Gartner expects 40%+ of agentic AI projects canceled by 2027; EU AI Act Article 14 makes human oversight enforceable August 2, 2026. Three pillars mask which governance gap fails first.
AI agents are running across systems nobody authorized. The explanation everyone is settling on, three governance pillars ranked equally, obscures the gap that fails first.
Gartner's June 2025 forecast that more than 40% of agentic AI projects will be canceled by end of 2027 has become the field's anchor statistic. The remedies vendors, analysts, and IT leaders keep recommending cluster into three layers: identity for non-human actors, observability into what agents actually did, and cost optimization across tokens and routes. Each layer maps to a different C-suite question: the CISO on exposure, the CFO on overspend, the chief AI officer on value.
Treating the three as equal pillars obscures which one fails first, and which one the EU's regulatory clock makes impossible to ignore.
Identity is the gap the data points to first. Orchid Security's May 2026 Identity Gap snapshot, drawn from Orchid customer telemetry across April 2025 to March 2026, found roughly two-thirds of non-human accounts authenticated locally with no central identity provider, 57% of applications bypassing central IAM entirely, 40% of non-human accounts orphaned, and one in three applications storing credentials in plaintext. These are Orchid's measurements, not industry-wide independent data. The gap is large enough to be directionally credible, and specific enough that buyers should validate against their own environment before treating it as a benchmark. In practice, an agent can act under credentials nobody is centrally tracking, inside systems nobody on the security team knows about. The CISO question lands first because identity has to exist before anything else can be observed, billed, or revoked.
That sequencing pulls against the order the original three-layer framework implies. Three pillars sound balanced; in production, they compound. An agent without identity cannot be audited. An audit trail attached to an ad-hoc local credential cannot be reconciled back to an owner. A cost report that does not meter per agent is always retroactive: finance sees the bill but cannot stop the next one. Vantage's analysis of agentic coding workloads makes the cost point concrete. Input tokens outnumber output by roughly 25 to 1, and a single accumulated re-sent context dominates each bill. Without identity-tied metering, optimization becomes whack-a-mole on a shared account.
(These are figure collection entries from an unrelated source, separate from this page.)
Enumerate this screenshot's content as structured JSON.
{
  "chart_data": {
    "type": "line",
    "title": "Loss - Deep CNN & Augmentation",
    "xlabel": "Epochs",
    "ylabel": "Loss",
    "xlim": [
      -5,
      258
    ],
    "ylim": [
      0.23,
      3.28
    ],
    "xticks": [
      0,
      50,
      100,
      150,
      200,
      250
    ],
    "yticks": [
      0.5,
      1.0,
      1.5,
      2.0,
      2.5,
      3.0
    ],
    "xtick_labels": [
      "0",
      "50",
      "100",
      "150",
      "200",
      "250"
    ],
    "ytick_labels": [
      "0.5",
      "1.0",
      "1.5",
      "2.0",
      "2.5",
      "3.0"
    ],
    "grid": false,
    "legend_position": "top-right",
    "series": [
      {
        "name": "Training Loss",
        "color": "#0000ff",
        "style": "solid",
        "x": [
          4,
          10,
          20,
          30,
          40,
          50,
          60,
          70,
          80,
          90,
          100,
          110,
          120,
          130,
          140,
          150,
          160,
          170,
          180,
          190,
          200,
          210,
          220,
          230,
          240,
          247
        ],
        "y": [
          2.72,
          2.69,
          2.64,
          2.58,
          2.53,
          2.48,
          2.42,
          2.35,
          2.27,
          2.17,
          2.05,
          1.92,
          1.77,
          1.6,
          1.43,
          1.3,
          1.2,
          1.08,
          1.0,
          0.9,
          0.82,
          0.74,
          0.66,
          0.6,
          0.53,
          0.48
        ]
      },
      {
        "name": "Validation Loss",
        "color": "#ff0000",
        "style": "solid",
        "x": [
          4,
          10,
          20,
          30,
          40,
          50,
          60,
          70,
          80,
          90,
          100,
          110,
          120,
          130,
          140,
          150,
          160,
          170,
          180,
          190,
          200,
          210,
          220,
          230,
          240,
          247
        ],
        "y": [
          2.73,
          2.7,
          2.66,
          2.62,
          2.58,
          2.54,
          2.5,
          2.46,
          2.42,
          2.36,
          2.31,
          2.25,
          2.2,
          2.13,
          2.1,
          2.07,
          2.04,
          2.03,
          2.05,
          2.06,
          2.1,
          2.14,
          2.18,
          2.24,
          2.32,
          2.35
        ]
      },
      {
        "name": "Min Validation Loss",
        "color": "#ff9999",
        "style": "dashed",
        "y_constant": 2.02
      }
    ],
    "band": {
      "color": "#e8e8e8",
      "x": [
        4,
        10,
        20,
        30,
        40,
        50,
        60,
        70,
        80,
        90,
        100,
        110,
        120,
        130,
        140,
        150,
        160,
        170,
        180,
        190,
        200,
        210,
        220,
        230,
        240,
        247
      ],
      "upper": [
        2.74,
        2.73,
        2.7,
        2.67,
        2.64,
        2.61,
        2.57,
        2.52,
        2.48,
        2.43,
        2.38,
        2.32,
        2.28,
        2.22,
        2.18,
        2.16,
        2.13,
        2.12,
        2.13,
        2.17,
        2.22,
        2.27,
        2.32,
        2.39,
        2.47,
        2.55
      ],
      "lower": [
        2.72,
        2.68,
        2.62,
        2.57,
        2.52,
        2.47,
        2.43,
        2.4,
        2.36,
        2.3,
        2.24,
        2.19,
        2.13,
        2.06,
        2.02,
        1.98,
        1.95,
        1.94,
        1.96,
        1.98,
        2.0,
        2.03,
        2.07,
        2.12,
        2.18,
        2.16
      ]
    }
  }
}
The regulator is the second-order pressure. EU AI Act Article 14, effective August 2, 2026, requires effective human oversight of high-risk AI systems, automation-bias awareness among operators, the ability to override or stop the system, and a two-person verification rule for certain Annex III(1)(a) deployments such as critical infrastructure. Most enterprise agent deployments are not Annex III systems in their own right. The moment an agent touches a high-risk workflow (credit decisioning, healthcare triage, recruitment screening), Article 14's oversight obligations attach, and identity in the regulator's sense becomes a prerequisite for proving a human was actually in the loop.
Most remediation frameworks treat observability and cost control as co-equal peers of identity, but Article 14 treats identity itself as a precondition, because human oversight must attach to a named credential before any high-risk action can be reviewed.
The cost case for getting identity earlier is not abstract either. FinOps Foundation's 2026 State of FinOps puts AI spend management at the top of forward-looking priorities, with 98% of teams now managing AI costs and pre-deployment architecture costing among the most-requested capabilities. The InfoWorld piece carries a Gartner March 2026 figure of 5–30x token cost premium for agentic workloads over standard chatbots. The FinOps survey corroborates the spend-control pain even where a specific budget-overrun percentage reported downstream could not be independently verified against the FinOps PDF. Pricing an agent after deployment is what makes the cost pillar non-binding; pricing it before deployment against a defined identity is what makes it enforceable. Vantage's parallel finding, that an efficient loop looks indistinguishable from runaway spend without per-agent attribution, makes the same argument from a different angle.
Run the diagnostic on any in-flight agent. Can the security team name the credential it runs under, prove who issued it, and revoke it without taking down a human account? If not, the identity gap is firing now. The EU AI Act's August 2, 2026 clock is already counting. The three-pillar mitigation plan just added two layers of work on top of the one that should have come first.